Hotter temperatures and drier conditions can drive the increased occurrence of wildfires too, and that matters to people in regions like Santa Barbara that are already prone to such events.

Readings, discussions, and films about wildfires and public lands are fueling this year’s Santa Barbara Reads program, the annual event that in partnership with UCSB Reads encourages the community to read and discuss a particular book together. This year’s book is The Big Burn: Teddy Roosevelt and the Fire that Saved America, by Timothy Egan, about the huge wildfires of 1910 and the establishment of the national forests, parks, and other protected wildlands.

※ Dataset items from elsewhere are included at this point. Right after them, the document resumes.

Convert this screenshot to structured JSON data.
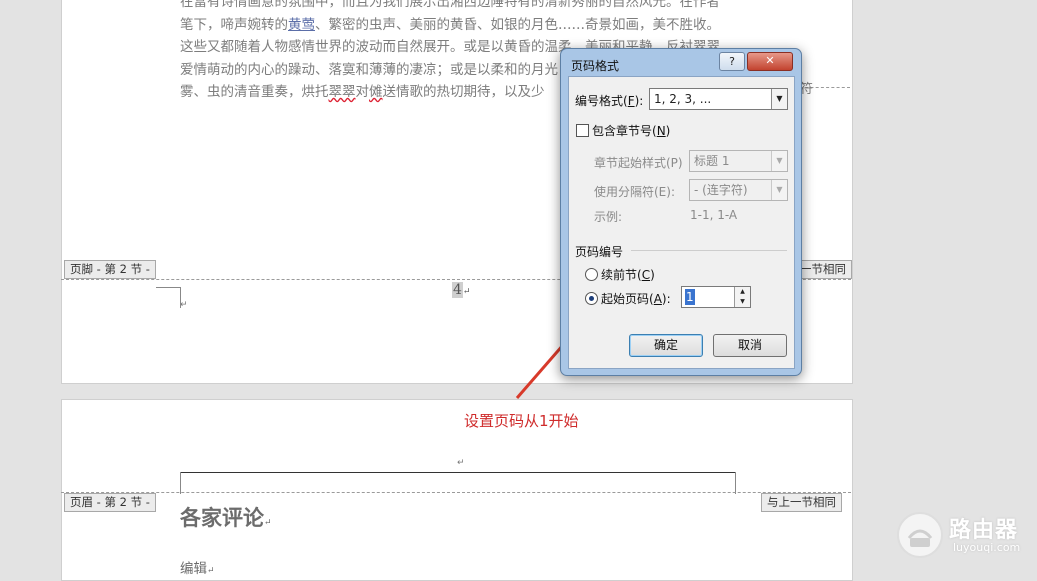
{
  "document": {
    "paragraph_lines": [
      [
        "在富有诗情画意的氛围中，而且为我们展示出湘西边陲特有的清新秀丽的自然风光。在作者"
      ],
      [
        "笔下，啼声婉转的",
        {
          "link": "黄莺"
        },
        "、繁密的虫声、美丽的黄昏、如银的月色……奇景如画，美不胜收。"
      ],
      [
        "这些又都随着人物感情世界的波动而自然展开。或是以黄昏的温柔、美丽和平静，反衬翠翠"
      ],
      [
        "爱情萌动的内心的躁动、落寞和薄薄的凄凉；或是以柔和的月光"
      ],
      [
        "雾、虫的清音重奏，烘托",
        {
          "squig": "翠翠"
        },
        "对",
        {
          "squig": "傩"
        },
        "送情歌的热切期待，以及少"
      ]
    ],
    "footer_tag": "页脚 - 第 2 节 -",
    "right_tag_partial": "与上一节相同",
    "page_number": "4",
    "return_mark": "↵",
    "header_tag": "页眉 - 第 2 节 -",
    "header_same_as_prev": "与上一节相同",
    "heading": "各家评论",
    "para": "编辑"
  },
  "annotation": {
    "text": "设置页码从1开始",
    "color": "#cf2b2b"
  },
  "dialog": {
    "title": "页码格式",
    "help": "?",
    "close": "✕",
    "format_label": "编号格式(",
    "format_key": "F",
    "format_value": "1, 2, 3, ...",
    "include_chapter_label": "包含章节号(",
    "include_chapter_key": "N",
    "include_chapter_checked": false,
    "chapter_style_label": "章节起始样式(P)",
    "chapter_style_value": "标题 1",
    "separator_label": "使用分隔符(E):",
    "separator_value": "-  (连字符)",
    "example_label": "示例:",
    "example_value": "1-1, 1-A",
    "numbering_group": "页码编号",
    "continue_label": "续前节(",
    "continue_key": "C",
    "start_label": "起始页码(",
    "start_key": "A",
    "selected": "start_at",
    "start_value": "1",
    "ok": "确定",
    "cancel": "取消"
  },
  "watermark": {
    "title": "路由器",
    "subtitle": "luyouqi.com"
  },
  "colors": {
    "dialog_frame": "#a9c6e6",
    "close_button": "#c2432f",
    "link": "#5b6ea8"
  }
}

A series of films related to the current Santa Barbara Reads program will be screened on Tuesdays in February at 5:30 pm at the Faulkner Gallery of the Santa Barbara Public Library System’s Central Library, 40 E. Anapamu St., Santa Barbara.

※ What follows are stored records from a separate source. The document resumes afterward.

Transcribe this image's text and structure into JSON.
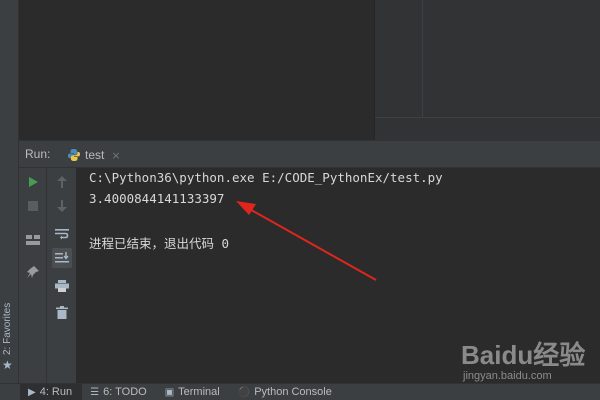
{
  "run_panel": {
    "title": "Run:",
    "tab_label": "test",
    "tab_close": "×"
  },
  "console": {
    "lines": [
      "C:\\Python36\\python.exe E:/CODE_PythonEx/test.py",
      "3.4000844141133397",
      "",
      "进程已结束，退出代码 0"
    ]
  },
  "left_strip": {
    "favorites_label": "2: Favorites"
  },
  "bottom_tabs": [
    {
      "label": "4: Run",
      "icon": "play-icon"
    },
    {
      "label": "6: TODO",
      "icon": "todo-icon"
    },
    {
      "label": "Terminal",
      "icon": "terminal-icon"
    },
    {
      "label": "Python Console",
      "icon": "python-console-icon"
    }
  ],
  "watermark": {
    "brand": "Baidu经验",
    "url": "jingyan.baidu.com"
  },
  "colors": {
    "run_green": "#499c54",
    "arrow_red": "#e0251f",
    "console_bg": "#2b2b2b",
    "panel_bg": "#3c3f41"
  }
}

The series starts on Tuesday, February 4 with Ordeal by Fire. Filmmaker George Sibley brings to life the period of the 1910 Big Burn wildfires in the northwest, when people were learning to live with the ancient natural cycles of a harsh yet beautiful land. The fires were also the first big test of one of American's most profound political ideas: could, and should, the federal government manage and protect America's natural resources?

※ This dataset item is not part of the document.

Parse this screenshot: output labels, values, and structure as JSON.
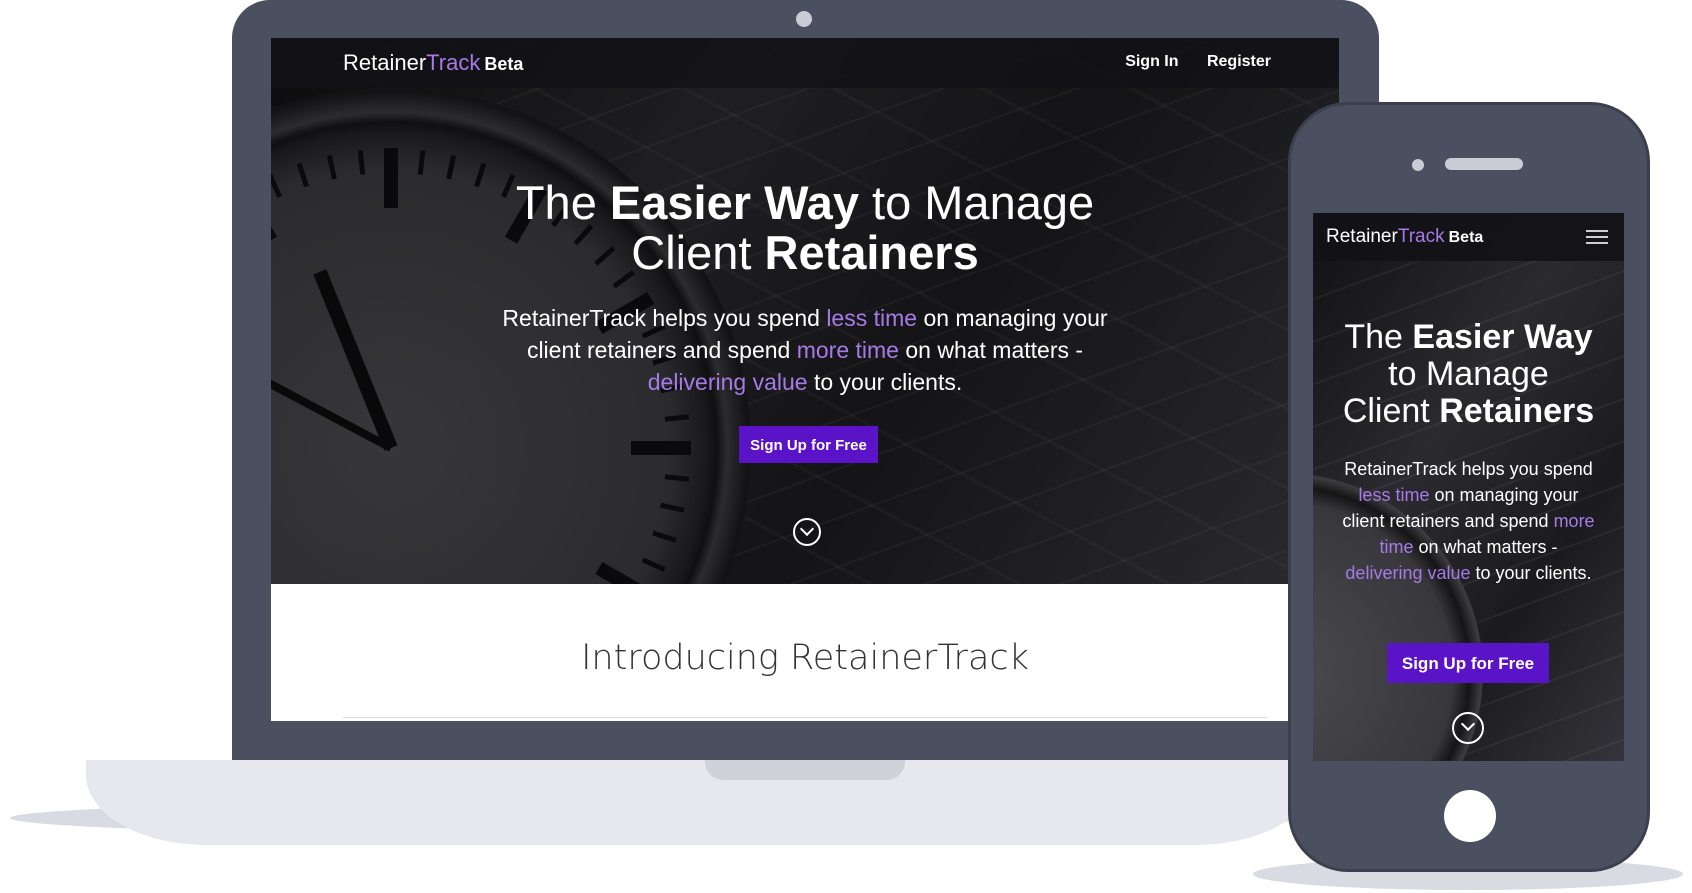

On Tuesday, February 11, local filmmaker Jennie Reinish will introduce her film, Behind the Lines: Fighting a Wildland Fire. Filmed during the 2007-2008 Zaca and Gap fires in Santa Barbara County, Behind the Lines gives a look at what goes into fighting a large-scale wildfire. This film screened at the 2010 Santa Barbara International Film Festival.

The following Tuesday, February 18, The Greatest Good tells the story of the U.S. Forest Service and the public lands the agency manages. This documentary weaves historic footage and still photographs with interviews with historians, timber industry and environmental leaders, and Forest Service employees to illuminate the past one hundred years of accomplishments and controversies experienced while managing 191 million acres of America's land. Los Padres National Forest ranger will answer questions after the film.

The final film, on Tuesday, February 25, will be the Green Fire: Aldo Leopold and a Land Ethic for Our Time.  Produced in partnership between the Aldo Leopold Foundation, the Center for Humans and Nature, and the US Forest Service Green Fire highlights legendary environmentalist Aldo Leopold’s extraordinary career, tracing how he shaped and influenced the modern environmental movement. He is considered the father of the national wilderness system, and a key figure in developing the fields of wildlife management, restoration ecology and sustainable agriculture. A Los Padres National Forest ranger will be on hand to discuss the film.

Other Santa Barbara Reads and UCSB Reads highlights are panel discussions featuring UCSB professors discussing The Big Burn, on Wednesday, February 12 at 6:00 p.m. at the Montecito Library, 1469 East Valley Rd.; and Thursday, February 20 at 6:00 p.m. at the Central Library. The Los Padres National Forest will bring special children’s presentation to the branch libraries during February, with a visit from Smokey Bear. More information is available at the Santa Barbara Public Library web site, SBPLibrary.org. All library programs are free and open to the public.